Myth #2: Only Old Men Lose Desire
Definitely not true. Even men in their 20s can experience a dip in desire due to any number of factors, including health, psychological state, family and relationship issues, and so forth. If low desire persists in a young man, and he is aware of a major change, then he should have both a medical and psychological check-up.
Myth #3: All Men Have a High Drive
False. Pretty much all human behavior falls along a bell curve, with the "hump" of the bell being where most people are, and the "tails" of the bell being those who are have a bit more or less of that behavior. Both men and women fall somewhere within the curve in terms of levels of desire. Thus, there are men and women with very high desire, and men and women with fairly low desire. In other words, it is normal for some men to be on the low side in terms of their interest in sex, but that doesn't make them abnormal. Often problems happen because of a mismatch in desire. It isn't unusual for a man to state that his previous partners were satisfied with frequency of sexual activity, but in this relationship, things aren't working. Partners need to accept that one may have lower desire, but not lower love, which is perhaps most important.

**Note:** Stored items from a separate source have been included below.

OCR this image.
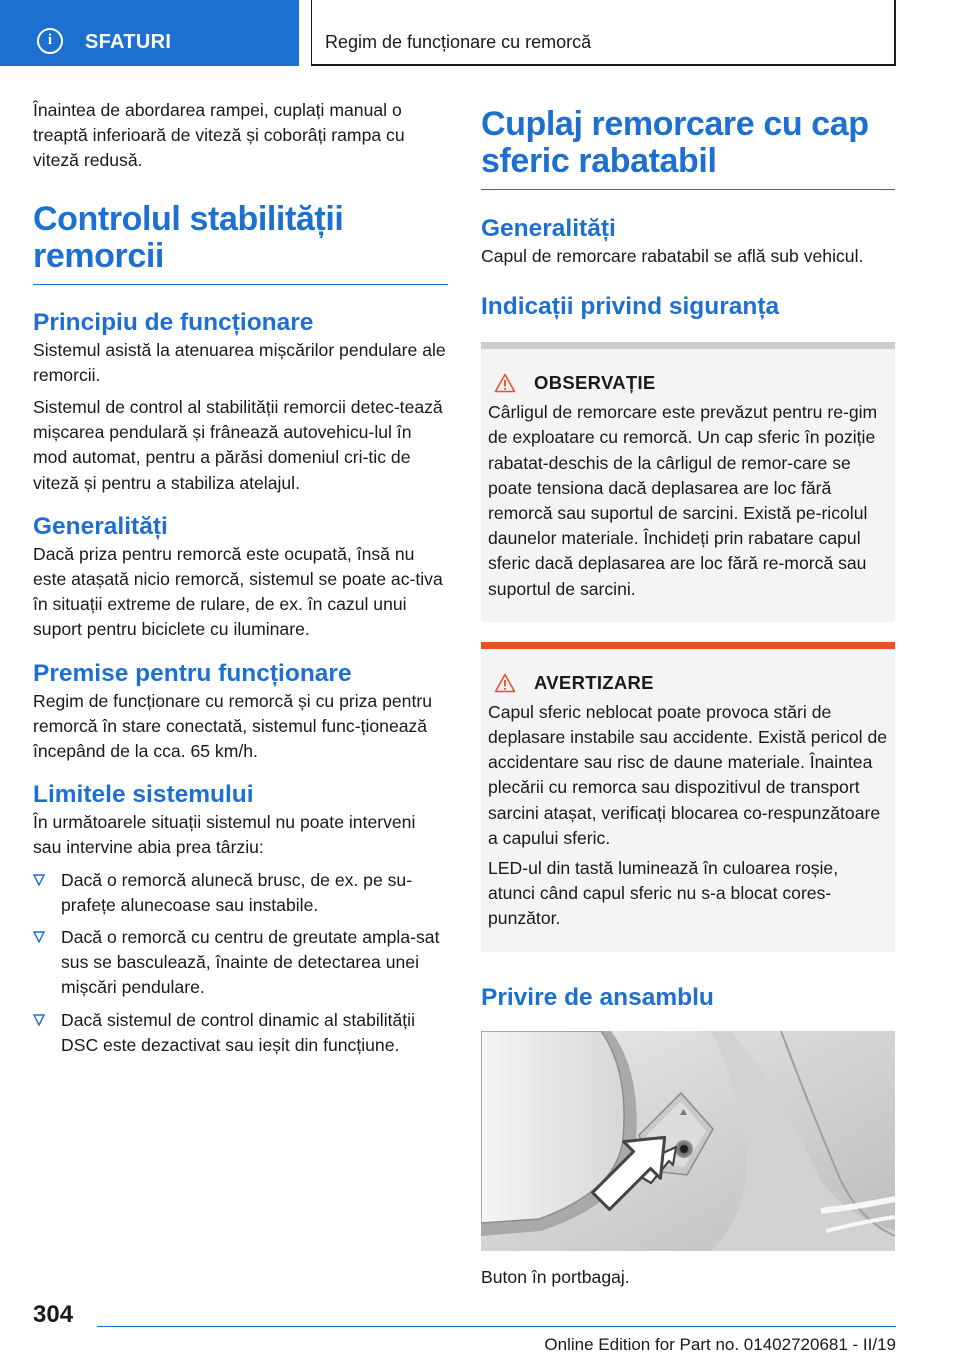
i	SFATURI	Regim de funcționare cu remorcă

Înaintea de abordarea rampei, cuplați manual o treaptă inferioară de viteză și coborâți rampa cu viteză redusă.

Controlul stabilității remorcii
Principiu de funcționare

Sistemul asistă la atenuarea mișcărilor pendulare ale remorcii.

Sistemul de control al stabilității remorcii detec-tează mișcarea pendulară și frânează autovehicu-lul în mod automat, pentru a părăsi domeniul cri-tic de viteză și pentru a stabiliza atelajul.

Generalități

Dacă priza pentru remorcă este ocupată, însă nu este atașată nicio remorcă, sistemul se poate ac-tiva în situații extreme de rulare, de ex. în cazul unui suport pentru biciclete cu iluminare.

Premise pentru funcționare

Regim de funcționare cu remorcă și cu priza pentru remorcă în stare conectată, sistemul func-ționează începând de la cca. 65 km/h.

Limitele sistemului

În următoarele situații sistemul nu poate interveni sau intervine abia prea târziu:

Dacă o remorcă alunecă brusc, de ex. pe su-prafețe alunecoase sau instabile.
Dacă o remorcă cu centru de greutate ampla-sat sus se basculează, înainte de detectarea unei mișcări pendulare.
Dacă sistemul de control dinamic al stabilității DSC este dezactivat sau ieșit din funcțiune.
Cuplaj remorcare cu cap sferic rabatabil
Generalități

Capul de remorcare rabatabil se află sub vehicul.

Indicații privind siguranța
OBSERVAȚIE

Cârligul de remorcare este prevăzut pentru re-gim de exploatare cu remorcă. Un cap sferic în poziție rabatat-deschis de la cârligul de remor-care se poate tensiona dacă deplasarea are loc fără remorcă sau suportul de sarcini. Există pe-ricolul daunelor materiale. Închideți prin rabatare capul sferic dacă deplasarea are loc fără re-morcă sau suportul de sarcini.

AVERTIZARE

Capul sferic neblocat poate provoca stări de deplasare instabile sau accidente. Există pericol de accidentare sau risc de daune materiale. Înaintea plecării cu remorca sau dispozitivul de transport sarcini atașat, verificați blocarea co-respunzătoare a capului sferic.

LED-ul din tastă luminează în culoarea roșie, atunci când capul sferic nu s-a blocat cores-punzător.

Privire de ansamblu

Buton în portbagaj.

304
Online Edition for Part no. 01402720681 - II/19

Myth #4: If He Has Low Desire, He Must Be Angry
This is true some of the time. Men are sometimes very angry at their partner, but don't realize it until they have the time and space to reflect on their relationship (that's what the therapy office is for). That's when they learn that they are withholding sex as a punishment–never a great way of coping with uncomfortable, angry feelings. But there are other feelings, too, that can undermine desire, including sadness, worry, frustration, stress, and so forth. Sometimes men don't have anyone to share these feelings with, and if their partner is feeling the same way, they don't want to add to their burden. But it cannot be assumed that a man is angry if his drive is low; he might have other not-so-sexy feelings, too. Therapy is a great place to work out such feelings and regain interest in sex and other pleasures of life.
Myth #5: Alcohol Enhances Sexual Desire
I saw a funny sign at a garden center: Wine makes my clothes fall off! It is true that drinking a bit of alcohol can loosen up inhibitions and make sex enjoyable. However, alcohol is also a depressant. And it isn't just mood that gets depressed–it's everything, including sexual desire. Remember, substances are systemic. Alcohol isn't targeted to just one part of the brain, it affects the entire brain. Sexual desire starts in the brain, in the mind. If the brain activity is numbed due to alcohol, then sexual desire is numbed as well. Men rarely believe me when I tell them that they can improve desire by putting a plug in the jug. You know what that's called? Denial!
How did your knowledge match up? If you already knew about most of these myths, congratulations! You know more than most people about men's sexual desire.